The retrospective study involved a cohort of Medicare patients (n=18,311) who were discharged after acute coronary syndrome (ACS) and received a prescription for a statin within 90 days of hospital discharge. Patients were classified into drug and dose categories based on the first statin prescription they filled after hospital discharge. “High-intensity” doses were those that would be expected to lower LDL-cholesterol levels by >40% (atorvastatin, >10mg; lovastatin, >40mg; rosuvastatin, >5mg; simvastatin, >40mg; fluvastatin and pravastatin, any dose). Subsequent to this first prescription, the investigators assessed whether patients changed medication doses, switched statins or discontinued therapy; details on concurrent medications and co-morbidities were also collected. The study’s primary endpoint was the composite of death or hospitalisation for recurrent ACS.

Of the 18,311 ACS patients included in the study, 3,066 were prescribed a high-intensity statin and 15,245 were prescribed a moderate-intensity statin within 90 days of hospital discharge. The main results were as follows:

• Patients treated with moderate- and high-intensity statins had equivalent risks of death or readmission for ACS, even after adjusting for other prognostic variables (adjusted hazard ratio 1.02, 95% CI 0.96–1.08, p=NS).

• Patients treated with moderate-intensity atorvastatin, fluvastatin, pravastatin and simvastatin had rates of death or recurrent ACS equivalent to those of patients treated with high-intensity atorvastatin.

• All high-intensity statins appeared as effective as high-intensity atorvastatin (however, the 95% confidence intervals were wide).

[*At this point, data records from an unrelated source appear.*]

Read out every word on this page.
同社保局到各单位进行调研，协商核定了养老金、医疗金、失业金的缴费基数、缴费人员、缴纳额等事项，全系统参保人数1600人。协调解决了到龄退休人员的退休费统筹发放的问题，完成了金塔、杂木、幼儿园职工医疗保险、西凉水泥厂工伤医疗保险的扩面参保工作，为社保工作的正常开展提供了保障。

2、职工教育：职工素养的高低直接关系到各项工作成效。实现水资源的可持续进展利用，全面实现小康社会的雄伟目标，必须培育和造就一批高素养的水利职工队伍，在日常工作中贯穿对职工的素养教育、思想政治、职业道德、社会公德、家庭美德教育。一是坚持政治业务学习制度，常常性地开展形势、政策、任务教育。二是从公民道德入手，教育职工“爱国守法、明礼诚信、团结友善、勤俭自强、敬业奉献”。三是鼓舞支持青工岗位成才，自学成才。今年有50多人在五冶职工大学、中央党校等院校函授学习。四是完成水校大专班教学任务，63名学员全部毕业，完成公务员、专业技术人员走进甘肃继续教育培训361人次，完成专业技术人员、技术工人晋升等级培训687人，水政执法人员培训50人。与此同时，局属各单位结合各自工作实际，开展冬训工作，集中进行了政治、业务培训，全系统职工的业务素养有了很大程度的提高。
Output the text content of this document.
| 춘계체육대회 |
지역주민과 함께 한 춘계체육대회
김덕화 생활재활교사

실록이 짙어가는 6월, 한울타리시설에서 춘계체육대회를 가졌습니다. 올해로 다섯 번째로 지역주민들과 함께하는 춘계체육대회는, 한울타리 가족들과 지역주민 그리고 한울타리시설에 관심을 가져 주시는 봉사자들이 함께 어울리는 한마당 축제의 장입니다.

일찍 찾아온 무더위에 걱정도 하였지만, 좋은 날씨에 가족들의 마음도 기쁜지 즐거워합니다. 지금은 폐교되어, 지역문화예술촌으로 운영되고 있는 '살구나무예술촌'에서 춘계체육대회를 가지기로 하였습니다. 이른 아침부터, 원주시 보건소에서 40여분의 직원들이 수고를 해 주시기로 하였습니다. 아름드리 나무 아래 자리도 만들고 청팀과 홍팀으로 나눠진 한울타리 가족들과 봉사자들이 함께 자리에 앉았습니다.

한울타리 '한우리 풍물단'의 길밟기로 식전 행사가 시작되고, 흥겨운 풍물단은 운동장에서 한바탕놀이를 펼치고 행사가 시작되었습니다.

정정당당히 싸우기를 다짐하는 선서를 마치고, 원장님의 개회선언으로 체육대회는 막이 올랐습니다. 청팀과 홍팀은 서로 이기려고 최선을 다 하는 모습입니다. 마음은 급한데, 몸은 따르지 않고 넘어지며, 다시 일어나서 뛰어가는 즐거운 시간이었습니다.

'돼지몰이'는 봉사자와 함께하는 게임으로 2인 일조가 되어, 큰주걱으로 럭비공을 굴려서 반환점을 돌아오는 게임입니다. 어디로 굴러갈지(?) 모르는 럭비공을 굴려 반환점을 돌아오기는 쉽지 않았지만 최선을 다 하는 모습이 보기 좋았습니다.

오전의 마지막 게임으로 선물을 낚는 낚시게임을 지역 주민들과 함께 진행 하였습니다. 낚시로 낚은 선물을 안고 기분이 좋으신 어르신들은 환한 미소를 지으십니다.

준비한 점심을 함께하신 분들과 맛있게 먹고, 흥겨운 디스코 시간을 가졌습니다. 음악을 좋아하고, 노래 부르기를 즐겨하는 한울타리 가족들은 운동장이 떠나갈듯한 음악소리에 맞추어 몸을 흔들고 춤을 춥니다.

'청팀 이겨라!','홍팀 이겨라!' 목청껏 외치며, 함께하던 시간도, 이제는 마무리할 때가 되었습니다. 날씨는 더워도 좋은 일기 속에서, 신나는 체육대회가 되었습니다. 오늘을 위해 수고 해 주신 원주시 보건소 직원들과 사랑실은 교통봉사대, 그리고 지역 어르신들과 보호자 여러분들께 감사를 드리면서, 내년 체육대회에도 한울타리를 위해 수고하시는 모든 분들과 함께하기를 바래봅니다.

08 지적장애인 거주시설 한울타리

The authors note several limitations to their study, including the possibility of confounding by indication (higher-risk patients given high-intensity statins), and the limitations of their data (cohort consisted of mainly female patients with a high prevalence of co-morbid conditions, which limits general extrapolation). They conclude that “elderly post-ACS patients treated with high- and moderate-intensity statins in typical care settings appear to have similar rates of death and recurrent ACS”. They also state that their “analysis of high-intensity statins is suggestive of a class effect for these drugs as well, but thus far too few patients in routine practice have been treated with these medications to make robust conclusions”.